Смута началась на нашей земле и с августа 1991 года. И в государстве, и в умах. Легкость, с которой власть над громадной ядерной державой перешла сначала в руки заговорщиков, тут же став достоянием Б. Н. Ельцина, а через три дня вроде бы опять вернувшись к законно избранному президенту СССР, озадачивала и шокировала не одних только политиков. Люди искали ответ на вопрос, почему так могло произойти? Ответа не было. И давать его, как теперь можно судить, никто не собирался. Тогда народ стал отвечать на этот вопрос сам, на свой лад. По стране, а по Москве тем более, пошли густые волны слухов и сплетен.

Нам пришлось вернуться к задачам той комиссии, которую мы образовали на сессии Верховного Совета СССР 26–31 августа, приняв для этого специальный Закон «Об образовании, полномочиях и порядке деятельности парламентской комиссии по расследованию причин и обстоятельств государственного переворота в СССР». Возглавил комиссию депутат А. М. Оболенский, который запомнился соотечественникам своим самовыдвижением в председатели Верховного Совета СССР, когда избирали Горбачева, что сделало те выборы альтернативными.
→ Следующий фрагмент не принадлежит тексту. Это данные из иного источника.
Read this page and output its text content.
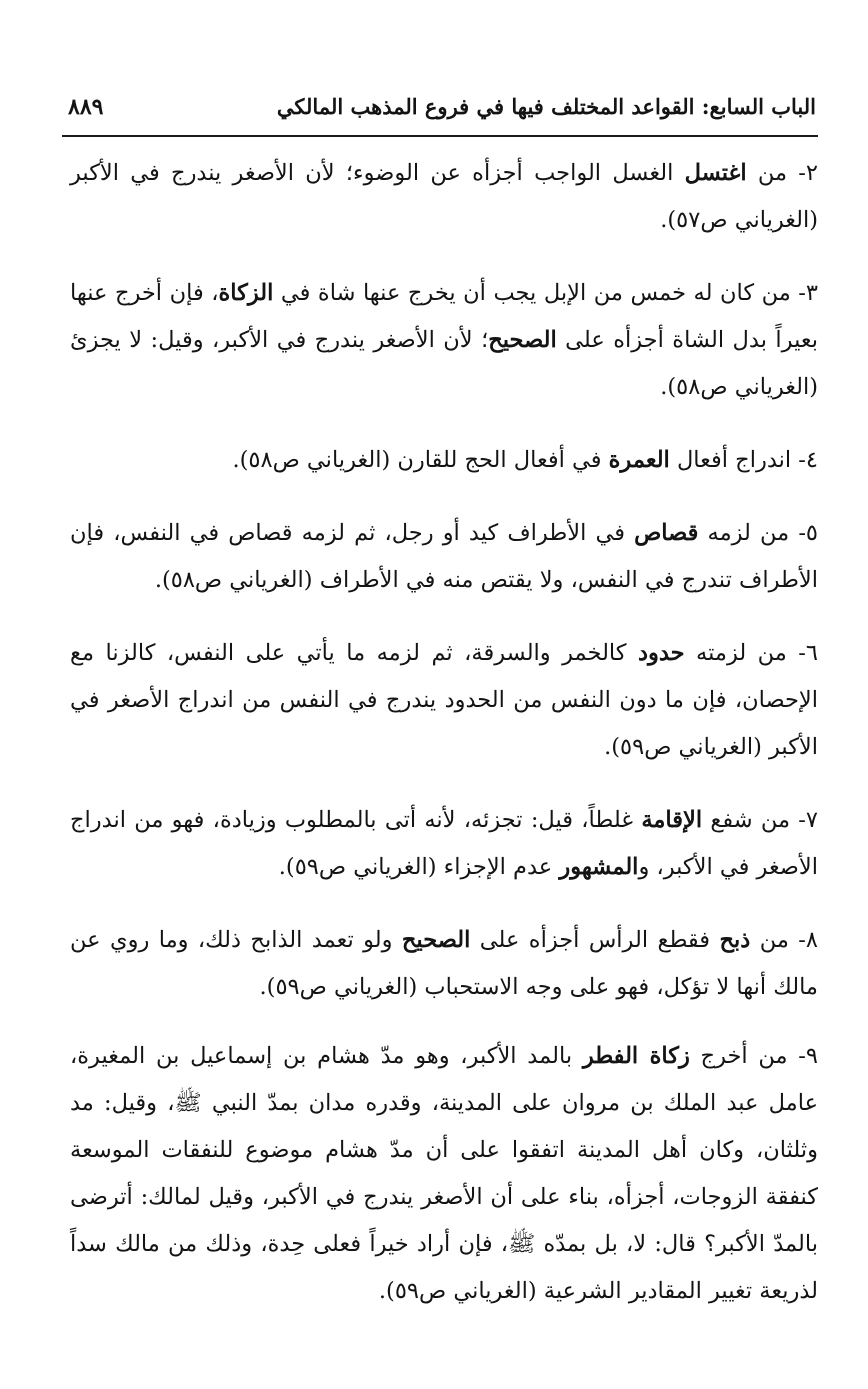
الباب السابع: القواعد المختلف فيها في فروع المذهب المالكي
٨٨٩

٢- من اغتسل الغسل الواجب أجزأه عن الوضوء؛ لأن الأصغر يندرج في الأكبر (الغرياني ص٥٧).

٣- من كان له خمس من الإبل يجب أن يخرج عنها شاة في الزكاة، فإن أخرج عنها بعيراً بدل الشاة أجزأه على الصحيح؛ لأن الأصغر يندرج في الأكبر، وقيل: لا يجزئ (الغرياني ص٥٨).

٤- اندراج أفعال العمرة في أفعال الحج للقارن (الغرياني ص٥٨).

٥- من لزمه قصاص في الأطراف كيد أو رجل، ثم لزمه قصاص في النفس، فإن الأطراف تندرج في النفس، ولا يقتص منه في الأطراف (الغرياني ص٥٨).

٦- من لزمته حدود كالخمر والسرقة، ثم لزمه ما يأتي على النفس، كالزنا مع الإحصان، فإن ما دون النفس من الحدود يندرج في النفس من اندراج الأصغر في الأكبر (الغرياني ص٥٩).

٧- من شفع الإقامة غلطاً، قيل: تجزئه، لأنه أتى بالمطلوب وزيادة، فهو من اندراج الأصغر في الأكبر، والمشهور عدم الإجزاء (الغرياني ص٥٩).

٨- من ذبح فقطع الرأس أجزأه على الصحيح ولو تعمد الذابح ذلك، وما روي عن مالك أنها لا تؤكل، فهو على وجه الاستحباب (الغرياني ص٥٩).

٩- من أخرج زكاة الفطر بالمد الأكبر، وهو مدّ هشام بن إسماعيل بن المغيرة، عامل عبد الملك بن مروان على المدينة، وقدره مدان بمدّ النبي ﷺ، وقيل: مد وثلثان، وكان أهل المدينة اتفقوا على أن مدّ هشام موضوع للنفقات الموسعة كنفقة الزوجات، أجزأه، بناء على أن الأصغر يندرج في الأكبر، وقيل لمالك: أترضى بالمدّ الأكبر؟ قال: لا، بل بمدّه ﷺ، فإن أراد خيراً فعلى حِدة، وذلك من مالك سداً لذريعة تغيير المقادير الشرعية (الغرياني ص٥٩).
Следы работы этой комиссии ныне таинственно затерялись, во всяком случае в многочисленных книгах на тему переворота мне их обнаружить не удалось. Но после 5-го Съезда народных депутатов СССР ее работе придавалось чрезвычайное значение.

Не обошла комиссия своим вниманием и меня, запросив соображения о причинах путча. Тогда, по горячим следам, я направил Оболенскому следующую большую записку:

Народному депутату СССР

тов. ОБОЛЕНСКОМУ А. М.

Уважаемый Александр Митрофанович!

Возглавляемая Вами комиссия (т. Юдин В. Д.) попросила меня поделиться своими соображениями о причинах антиконституционного переворота 19–21 августа.
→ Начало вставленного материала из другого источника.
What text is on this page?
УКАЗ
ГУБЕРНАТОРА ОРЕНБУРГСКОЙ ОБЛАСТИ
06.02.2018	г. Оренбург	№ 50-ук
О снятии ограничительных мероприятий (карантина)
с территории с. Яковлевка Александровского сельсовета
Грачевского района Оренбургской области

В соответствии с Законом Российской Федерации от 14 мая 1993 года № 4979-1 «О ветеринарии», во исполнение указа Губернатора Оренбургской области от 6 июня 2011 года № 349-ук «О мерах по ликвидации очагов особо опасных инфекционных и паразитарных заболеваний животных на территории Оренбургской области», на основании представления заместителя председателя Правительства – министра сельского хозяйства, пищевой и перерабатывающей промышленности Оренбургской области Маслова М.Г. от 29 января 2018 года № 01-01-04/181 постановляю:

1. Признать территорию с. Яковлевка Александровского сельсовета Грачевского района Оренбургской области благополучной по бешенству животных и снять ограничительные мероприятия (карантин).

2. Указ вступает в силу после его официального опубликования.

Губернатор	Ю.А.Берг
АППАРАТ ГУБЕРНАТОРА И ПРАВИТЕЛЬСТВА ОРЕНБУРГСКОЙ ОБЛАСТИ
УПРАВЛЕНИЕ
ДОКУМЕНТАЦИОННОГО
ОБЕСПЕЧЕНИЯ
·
Каждый из нас, наверное, все еще пытается определить для себя эти причины и скрытые пружины путча. Но для того чтобы наши суждения были достоверными, мы должны обладать гораздо большей информацией, чем обладали и обладаем сегодня. Поэтому мои заметки будут закономерно субъективными и ни в коем случае не могут претендовать на какой-то законченный анализ.
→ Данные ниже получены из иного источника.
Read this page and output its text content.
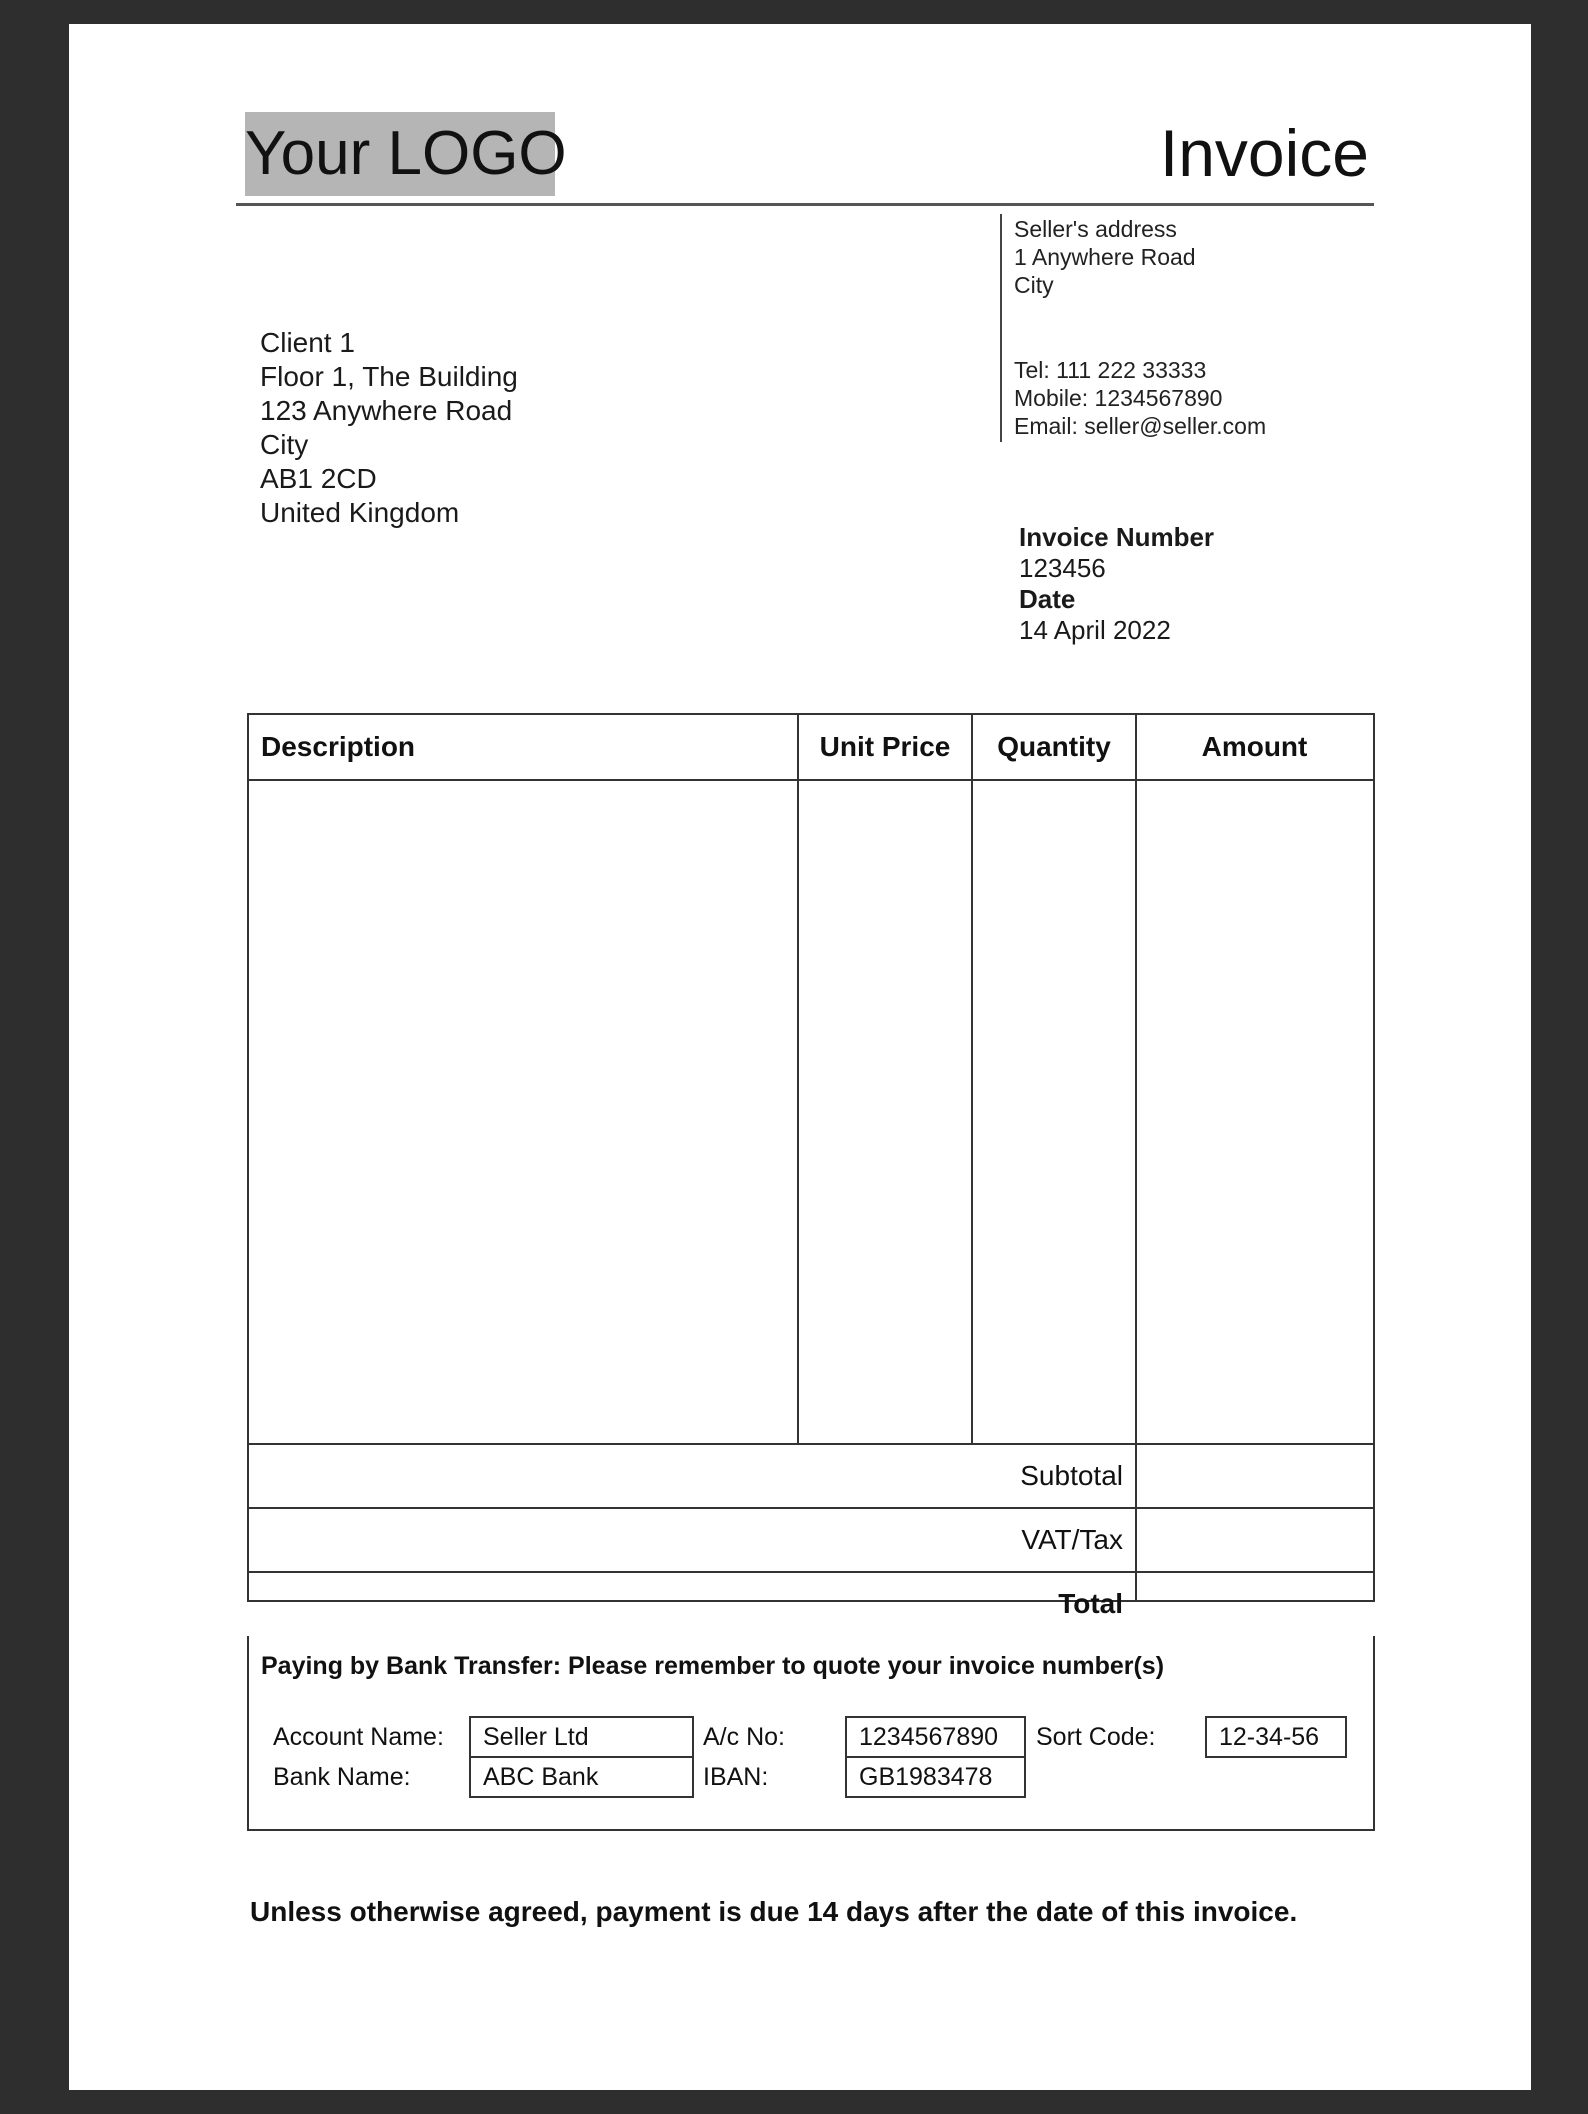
Your LOGO	Invoice
Seller's address
1 Anywhere Road
City
Tel: 111 222 33333
Mobile: 1234567890
Email: seller@seller.com
Client 1
Floor 1, The Building
123 Anywhere Road
City
AB1 2CD
United Kingdom
Invoice Number
123456
Date
14 April 2022
Description	Unit Price	Quantity	Amount
Subtotal
VAT/Tax
Total
Paying by Bank Transfer: Please remember to quote your invoice number(s)
Account Name:	Seller Ltd
Bank Name:	ABC Bank
A/c No:	1234567890
IBAN:	GB1983478
Sort Code:	12-34-56
Unless otherwise agreed, payment is due 14 days after the date of this invoice.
Сейчас появилось немало трактовок того, что главный путчист — это пустой прилавок в магазине, что именно плохое состояние рынка товаров народного потребления вызвало это антиконституционное, антинародное выступление. Мне кажется, что это не так, что пустой прилавок, равно как и другие наши экономические проблемы, был лишь одним из поводов, но отнюдь не причиной и тем более не главной причиной событий 19–21 августа. Главная причина, на мой взгляд, состояла и состоит в том, что десятилетиями правившие этой страной структуры начали ощущать реальную потерю реальной власти. Эти структуры известны — КГБ, МВД, армия и в центре — партия, точнее ее руководство. Можно даже сказать, это была единая структура, потому что одни и те же люди составляли и Политбюро ЦК партии, и возглавляли «силовые» министерства. Положения проекта Союзного договора, будь он подписан, окончательно закрепили бы для них потерю власти. Вот почему, мне кажется, 19–21 августа был просто отчаянный бросок за ускользающей властью, хотя вернуть ее прежним носителям стало практически невозможно уже значительно ранее, может быть после выборов Президента РСФСР. Но, видимо, здесь они сами поверили той дезинформации, которую гнали «наверх» и образцы которой представили нам, когда Павлов требовал дополнительных полномочий.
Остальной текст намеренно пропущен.